Rah Rah The Poet's Dead
  • THURSDAY, DECEMBER 06, 2012

  • Posted by: Eric Galietti

Without knowing Rah Rah is from Regina, Saskatchewan, one can quickly tell by listening to their latest record The Poet's Dead that it was written by a lively group of grown-up country kids. Similarly, without knowing that southern Saskatchewan is mostly prairie land, one could just as well pick up the new album and get a good idea about the life and landscape it came from. Besides the dead giveaway second track "Prairie Girl," Rah Rah's third LP is full of catchy rock songs that hint at folk life, and tell tales of growing up and being in a band.

The album's opener "Art & a Wife" struts in with a countrified guitar riff. Singer Marshall Burns reminisces about playing along to Crazy Horse, touring with his first band, and trying to get girls. He then admits that nowadays he just wants to settle down, so long as he has music. A similar nostalgia continues through the album, as the songs alternate from male to female lead vocals. Rah Rah's dual-gender vocal approach works in a couple of ways, not only offering a welcome mix of tones and harmonies, but also humanizing the characters who are telling their tales. In "20s," we find Kristina Hedlund (vocals/violin/accordion) singing about feeling old in her 30s after years of "rock and roll," and we want to believe multi-instrumentalist Erin Passmore when she proposes robbing a bank for a lover in "I'm a Killer."

Since it's hard for anyone not to relate to things like regret, drinking, being far from home, being at home, falling in and out of love, broken promises, and knowing people from either a farm or city, the lyrics on The Poet's Dead are easily digested. However, the music is what makes the album tasty. Guitar tones range from a solid twang in the title track, to strumming and reverb in "Prairie Girl," and even some messy overdrive on "Dead Men." Light organ touches "Fake Our Love," synth sounds introduce "I'm a Killer," and strings glide over the galloping "Saint."

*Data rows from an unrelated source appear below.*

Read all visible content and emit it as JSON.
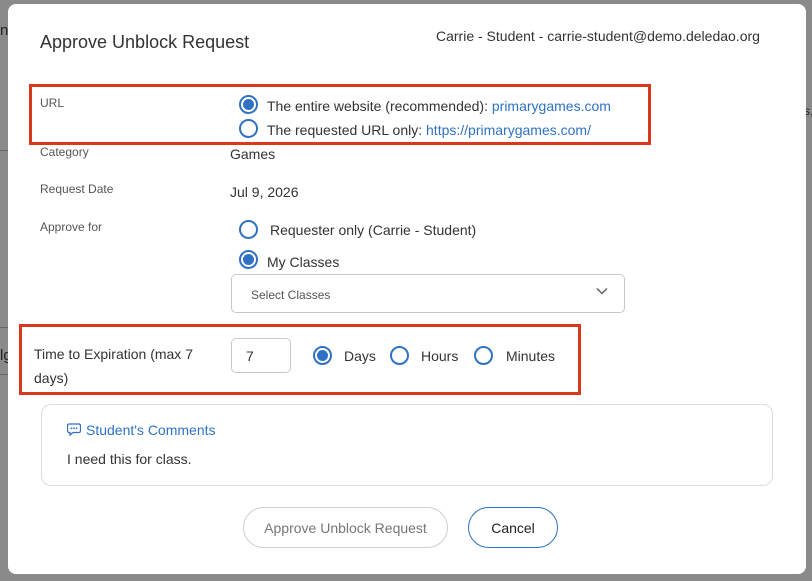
{
  "background": {
    "frag_1": "n",
    "frag_2": "lg",
    "frag_3": "s,"
  },
  "modal": {
    "title": "Approve Unblock Request",
    "user_info": "Carrie - Student - carrie-student@demo.deledao.org"
  },
  "url_section": {
    "label": "URL",
    "option_entire_prefix": "The entire website (recommended): ",
    "option_entire_link": "primarygames.com",
    "option_requested_prefix": "The requested URL only: ",
    "option_requested_link": "https://primarygames.com/",
    "selected": "entire"
  },
  "category": {
    "label": "Category",
    "value": "Games"
  },
  "request_date": {
    "label": "Request Date",
    "value": "Jul 9, 2026"
  },
  "approve_for": {
    "label": "Approve for",
    "option_requester": "Requester only (Carrie - Student)",
    "option_classes": "My Classes",
    "selected": "classes",
    "select_placeholder": "Select Classes"
  },
  "expiration": {
    "label": "Time to Expiration (max 7 days)",
    "value": "7",
    "unit_days": "Days",
    "unit_hours": "Hours",
    "unit_minutes": "Minutes",
    "selected_unit": "days"
  },
  "comments": {
    "heading": "Student's Comments",
    "text": "I need this for class."
  },
  "buttons": {
    "approve": "Approve Unblock Request",
    "cancel": "Cancel"
  },
  "colors": {
    "accent": "#2f72c4",
    "highlight": "#d9381e"
  },
  "icons": {
    "comment": "speech-bubble-icon",
    "dropdown": "chevron-down-icon"
  }
}
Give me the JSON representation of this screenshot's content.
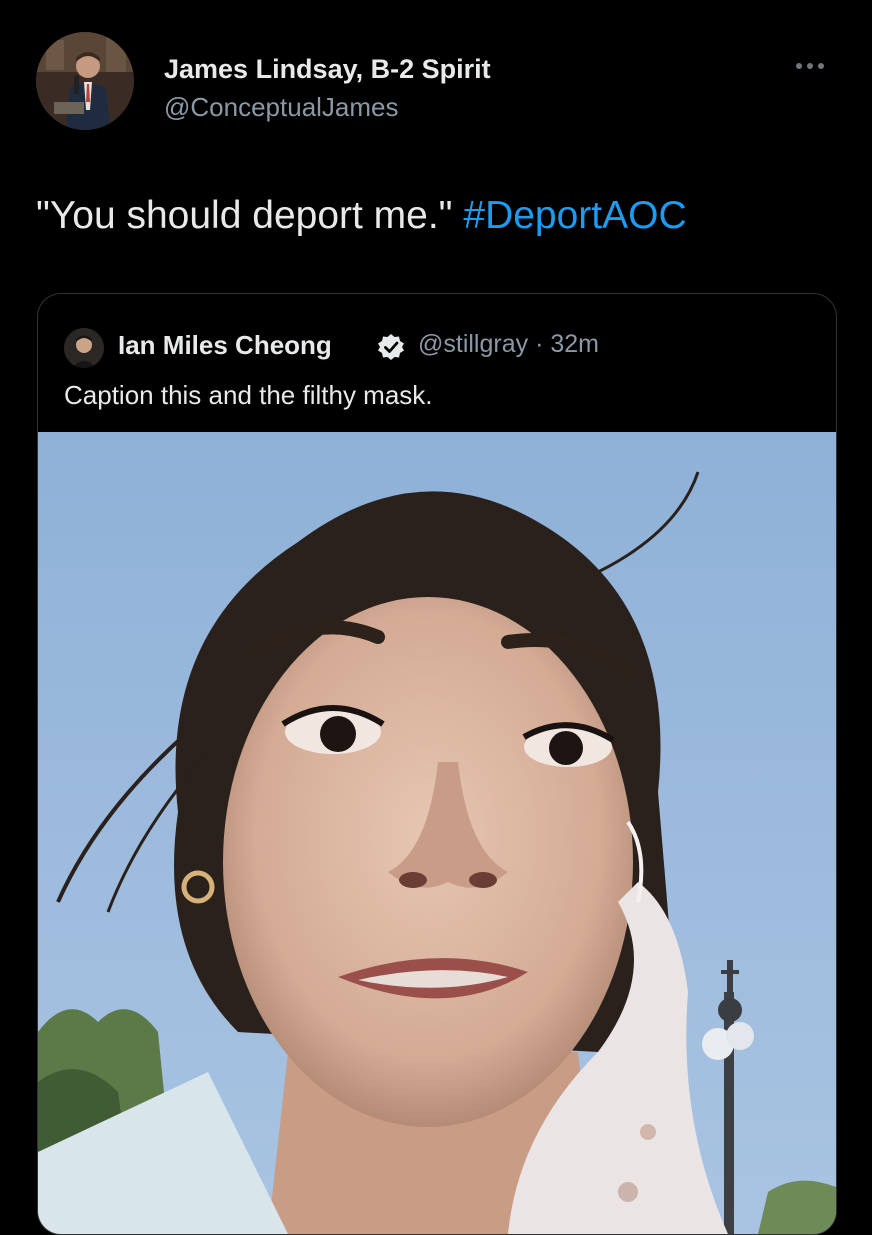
{
  "tweet": {
    "author_name": "James Lindsay, B-2 Spirit",
    "author_handle": "@ConceptualJames",
    "text_quote": "\"You should deport me.\"",
    "hashtag": "#DeportAOC"
  },
  "quoted_tweet": {
    "author_name": "Ian Miles Cheong",
    "author_handle": "@stillgray",
    "separator": "·",
    "time": "32m",
    "text": "Caption this and the filthy mask."
  },
  "colors": {
    "background": "#000000",
    "text": "#e7e9ea",
    "secondary": "#8b98a5",
    "link": "#1d9bf0",
    "border": "#2f3336"
  },
  "icons": {
    "more": "more-horizontal-icon",
    "verified": "verified-badge-icon"
  }
}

I wasn't too surprised when I read that Rah Rah does a lot of instrument switching during their live shows. Each song on the record seems to introduce at least one new sound and a different voice. The Poet's Dead is a bright, mid-tempo alternative rock album with a young heart and a folk spirit. It feels like you're riding on Rah Rah's tour bus, staring out the window, listening to the band tell you stories about people and places passing by.